O preconceito com e-book vem acabando bem devagar entre as gerações mais experientes. Publicações, que de outra forma não alcançariam o mercado ou que não cruzariam a fronteira entre os países, podem ser adquiridas com muita facilidade e a um custo bem razoável: não se precisa mais pagar pelo papel do livro e por seu transporte, a menos que se queira ter o maço de folhas em suas mãos. Também concordo que o cheiro dos livros jamais será substituído por qualquer perfume. Igualmente, ainda se trabalha numa forma de substituir o prazer de folheá-lo, mas a opção menos “custosa” e com melhor penetração no mercado é a do formato digital (assim me disseram). As gerações mais novas não só já perceberam isso, como têm se valido do formato para ler mais e, quem sabe, melhor.

De volta ao ISBN, o questionário chegou a itens obscuros, completamente estranhos para quem nunca publicou. Qual era o tipo de papel: simples? Há que ser dito que todo papel escrito é complicado, morre-se por ele inclusive, mas não era isso que a BN queria saber. Também perguntaram qual era o tamanho do livro (A4, A5 e uma lista de “outros”), se a capa era brochura, espiral ou dura e qual era a quantidade de páginas.

Deve-se ter em mente que a publicação de um livro é um processo e há coisas que precisam estar prontas antes de outras. Na falta de um roteiro, autor independente vai quebrando a cabeça e lendo a experiência dos outros. Por exemplo, o tipo de encadernação depende da quantidade de páginas e para saber quantas páginas, é necessária a diagramação.

Organizar as ideias, colocar índices, ter folha de rosto, saber onde fica a ficha catalográfica, inserir sumário, dedicatória, prefácio, minibiografia e pôr tudo isso em ordem demanda tempo. Há algumas regras básicas, mas de modo geral, para o miolo do livro não há qualquer norma a ser seguida. Com o miolo, autor pode fazer o que quiser. Para organizar o resto, existe o diagramador. Caso essa opção aumente o custo, o autor pode diagramar seu próprio livro: há instruções bem interessantes disponíveis na internet tanto para organização do livro quanto para a fabricação de uma bomba caseira. Ás vezes é difícil saber a diferença. Para diagramar, basta ter tempo e paciência.

Hoje o livro está em diagramação, sem que se consiga passar para a fase de obtenção do ISBN. Pequeno galho de árvore em espiral caótico à procura de sol. Diagramação demora. Um amigo tentou ajudar, mas ele também só podia ceder a noite ao livro e nós desistimos. De volta ao site de baixo custo, o livro foi preparado para a impressão e para o formato digital.

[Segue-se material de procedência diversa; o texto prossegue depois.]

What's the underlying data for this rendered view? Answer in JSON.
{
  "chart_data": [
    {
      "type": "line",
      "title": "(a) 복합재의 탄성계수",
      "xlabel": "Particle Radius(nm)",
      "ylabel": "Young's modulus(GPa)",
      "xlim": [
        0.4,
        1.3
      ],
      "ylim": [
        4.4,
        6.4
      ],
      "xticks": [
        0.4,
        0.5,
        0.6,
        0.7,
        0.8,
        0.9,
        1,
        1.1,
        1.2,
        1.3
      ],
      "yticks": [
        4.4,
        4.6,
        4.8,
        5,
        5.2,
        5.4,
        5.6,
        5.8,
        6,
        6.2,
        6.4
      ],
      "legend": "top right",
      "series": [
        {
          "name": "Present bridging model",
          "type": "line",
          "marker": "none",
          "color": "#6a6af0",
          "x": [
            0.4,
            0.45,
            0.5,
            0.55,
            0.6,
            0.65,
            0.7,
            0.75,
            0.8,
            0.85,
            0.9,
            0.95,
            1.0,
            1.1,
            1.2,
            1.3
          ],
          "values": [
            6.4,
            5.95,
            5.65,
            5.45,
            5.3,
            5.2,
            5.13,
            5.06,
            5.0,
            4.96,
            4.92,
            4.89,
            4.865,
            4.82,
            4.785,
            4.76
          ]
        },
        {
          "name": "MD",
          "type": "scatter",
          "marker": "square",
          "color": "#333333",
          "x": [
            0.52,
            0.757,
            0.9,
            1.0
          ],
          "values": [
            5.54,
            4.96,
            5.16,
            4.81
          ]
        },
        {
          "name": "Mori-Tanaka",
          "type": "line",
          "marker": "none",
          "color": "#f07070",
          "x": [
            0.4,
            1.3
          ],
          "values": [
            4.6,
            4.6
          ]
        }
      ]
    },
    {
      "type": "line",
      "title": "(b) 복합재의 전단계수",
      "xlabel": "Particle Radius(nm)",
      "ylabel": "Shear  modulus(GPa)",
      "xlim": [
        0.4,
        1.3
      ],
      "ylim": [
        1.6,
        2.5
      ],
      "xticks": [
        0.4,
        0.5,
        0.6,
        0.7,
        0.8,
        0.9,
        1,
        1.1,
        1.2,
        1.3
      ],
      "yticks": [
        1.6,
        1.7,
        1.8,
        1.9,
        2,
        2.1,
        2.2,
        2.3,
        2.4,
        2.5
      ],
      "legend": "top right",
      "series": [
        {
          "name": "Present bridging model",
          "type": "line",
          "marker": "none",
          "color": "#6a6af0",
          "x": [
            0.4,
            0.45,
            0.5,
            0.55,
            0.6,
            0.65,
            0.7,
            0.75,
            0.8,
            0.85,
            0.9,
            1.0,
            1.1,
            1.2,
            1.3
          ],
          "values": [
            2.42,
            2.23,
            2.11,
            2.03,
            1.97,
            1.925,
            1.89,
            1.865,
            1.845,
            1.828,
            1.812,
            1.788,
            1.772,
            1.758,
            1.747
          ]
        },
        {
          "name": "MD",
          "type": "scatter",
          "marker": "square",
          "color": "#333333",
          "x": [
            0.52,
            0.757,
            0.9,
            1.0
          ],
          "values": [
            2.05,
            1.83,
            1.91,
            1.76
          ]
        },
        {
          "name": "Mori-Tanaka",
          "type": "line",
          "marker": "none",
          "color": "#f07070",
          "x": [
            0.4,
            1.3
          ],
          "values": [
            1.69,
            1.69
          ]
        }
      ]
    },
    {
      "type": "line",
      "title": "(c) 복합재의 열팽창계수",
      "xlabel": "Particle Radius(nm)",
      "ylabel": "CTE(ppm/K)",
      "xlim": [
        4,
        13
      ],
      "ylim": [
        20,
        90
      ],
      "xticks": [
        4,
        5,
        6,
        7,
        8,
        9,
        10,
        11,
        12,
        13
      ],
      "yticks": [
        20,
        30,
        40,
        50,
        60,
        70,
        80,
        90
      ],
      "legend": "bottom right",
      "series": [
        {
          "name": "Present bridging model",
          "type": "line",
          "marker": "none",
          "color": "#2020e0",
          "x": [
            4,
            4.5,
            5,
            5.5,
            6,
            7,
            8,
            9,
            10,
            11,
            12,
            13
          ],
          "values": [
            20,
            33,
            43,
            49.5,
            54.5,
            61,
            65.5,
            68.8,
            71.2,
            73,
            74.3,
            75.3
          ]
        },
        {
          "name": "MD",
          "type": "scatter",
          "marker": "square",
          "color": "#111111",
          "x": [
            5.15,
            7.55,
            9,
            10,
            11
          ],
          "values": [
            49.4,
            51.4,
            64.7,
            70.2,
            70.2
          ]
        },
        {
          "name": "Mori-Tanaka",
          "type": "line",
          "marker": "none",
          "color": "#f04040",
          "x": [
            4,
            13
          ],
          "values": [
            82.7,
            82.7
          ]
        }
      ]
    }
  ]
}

O diagramador perguntou se o livro teria orelha. A orelha do livro, aquela parte que fica dobrada e que pode ser usada como marcador de página só serve para uma coisa: encarecer o custo de impressão, caso se opte por ela. As informações da orelha podem conter o que o autor desejar. Novamente, não há regra absoluta, mas no site consultado disseram que as orelhas deviam fornecer um pequeno resumo da obra para a orelha da capa e uma minibiografia para a da contracapa, além da foto do autor. Assim as ordens para o autor eram: faça resumo da obra, faça minibiografia e tire foto.

Só conheço autor tímido, sem a menor intimidade com a lente de uma máquina fotográfica. Imaginem o suplício para convencer o ser autor que mora no meu invólucro que ele tinha que tirar foto. No final, a foto ficou boa. Exigi que não a trabalhassem. Autor quando quer mentir, usa a ficção. Só ela já nos basta.

Com tanto recurso, as árvores de livros nascem e crescem como bem entendem. A chamada democratização da literatura. Tornou-se terreno fértil para grandes editoras. Criou-se um mercado para um consumidor específico: aquele que escreve e que vai pagar para ser publicado. Bom para quem vende o serviço, interessante para o autor que compra esse serviço a baixo custo. A simbiose pode ser boa para os dois lados. Mas só o tempo vai poder revelar os seus vícios.